I honestly believe that you need to put an end to this. Either way. And it is within your power to do it. From my experience:
  1. I am around 5 or 6 and I too have a crush on a much older boy who is a family friend. We too were paired up by family and our parents made it out to be something "cute." I was bold. We were at a party and I took him aside and for the first time in my life I whispered those 3 little words, "I love you". The look of shock on his face was something right out of the movies. I don't remember what he said. But I do remember his look and the way he walked away. And then for the first time I saw myself and realized how silly the whole thing was. My feelings suddenly were not as intense and I was able to move on very quickly. Now as an adult I am proud of myself for my bravery and have applied this experience to many aspects of my life.
  2. I am in high school and I like a guy for over a year. He and I are great friends and talk all the time. He goes through several crushes before he finally decides he wants to be with me. We date for a few months and then he goes to college and it's not the same ever again.
  3. I am in college and once again I am the subject of unrequited love. We are friends and see each other everyday. I make myself crazy over how to make him fall in love with me. But the whole time he has a girlfriend. I never told him how I felt. I just suffered for almost a year with the knowledge that I failed. Even though I am blissfully happy with my husband, I still regret not opening my mouth and saying how I felt. I could have saved myself a lot of grief if I just got rejected early and moved on.
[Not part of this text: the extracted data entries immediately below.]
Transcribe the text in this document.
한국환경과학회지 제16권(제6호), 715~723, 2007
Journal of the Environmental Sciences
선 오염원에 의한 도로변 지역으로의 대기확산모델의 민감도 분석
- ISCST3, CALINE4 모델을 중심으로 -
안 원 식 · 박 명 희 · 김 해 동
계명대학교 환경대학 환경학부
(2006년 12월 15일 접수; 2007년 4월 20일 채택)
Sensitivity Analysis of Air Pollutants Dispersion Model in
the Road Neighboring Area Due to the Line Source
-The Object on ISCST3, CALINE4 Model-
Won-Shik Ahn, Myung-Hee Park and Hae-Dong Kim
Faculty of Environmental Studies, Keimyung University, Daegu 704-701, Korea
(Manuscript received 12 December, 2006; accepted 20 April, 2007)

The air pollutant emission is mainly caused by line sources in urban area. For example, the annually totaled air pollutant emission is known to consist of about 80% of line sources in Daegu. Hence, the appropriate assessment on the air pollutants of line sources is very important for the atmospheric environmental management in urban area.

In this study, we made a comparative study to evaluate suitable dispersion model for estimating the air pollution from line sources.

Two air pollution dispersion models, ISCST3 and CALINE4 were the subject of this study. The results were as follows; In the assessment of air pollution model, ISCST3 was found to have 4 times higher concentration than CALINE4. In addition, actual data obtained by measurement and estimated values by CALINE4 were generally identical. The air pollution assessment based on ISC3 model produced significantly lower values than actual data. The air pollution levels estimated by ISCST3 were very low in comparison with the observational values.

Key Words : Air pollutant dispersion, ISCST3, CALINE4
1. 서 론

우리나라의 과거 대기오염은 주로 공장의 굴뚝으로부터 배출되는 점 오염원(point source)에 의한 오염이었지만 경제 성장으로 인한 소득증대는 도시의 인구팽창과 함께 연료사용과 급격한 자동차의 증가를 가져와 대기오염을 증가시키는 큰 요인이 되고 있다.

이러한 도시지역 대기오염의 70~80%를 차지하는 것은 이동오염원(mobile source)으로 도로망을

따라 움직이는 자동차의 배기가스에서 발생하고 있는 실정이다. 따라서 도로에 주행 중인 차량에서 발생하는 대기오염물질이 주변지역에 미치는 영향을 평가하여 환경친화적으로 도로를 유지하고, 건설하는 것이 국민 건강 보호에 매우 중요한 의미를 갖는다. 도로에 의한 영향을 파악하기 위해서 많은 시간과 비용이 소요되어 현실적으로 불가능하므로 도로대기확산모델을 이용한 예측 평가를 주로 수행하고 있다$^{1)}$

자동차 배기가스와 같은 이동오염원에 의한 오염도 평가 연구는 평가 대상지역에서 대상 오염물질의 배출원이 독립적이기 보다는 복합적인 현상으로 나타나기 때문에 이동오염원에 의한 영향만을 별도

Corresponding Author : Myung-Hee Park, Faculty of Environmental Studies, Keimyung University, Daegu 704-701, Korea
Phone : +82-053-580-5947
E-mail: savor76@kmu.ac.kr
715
Now I know that these experiences are not going to fix everything for you and may not make you feel better at all. But I share them because of what I have learned. I have learned that I should not let a boy or feelings get in the way I want to live my life. And that if I can't change the way someone feels, I shouldn't try.

Two more things:

  1. You may have a hard time changing your feelings. They are so much of who you are. But it is possible.
  2. What you must do above all else is change your actions. You are not in control of anyone or anything else but you. I honestly hope that you can share your feelings with Matt and that he shares them too, but if not-you need to live your life in a healthy, and a productive, and a happy way. Whatever you have to do to get there-do it. Get counseling, rely on good friends and family, love yourself, and get to where you can respect your life.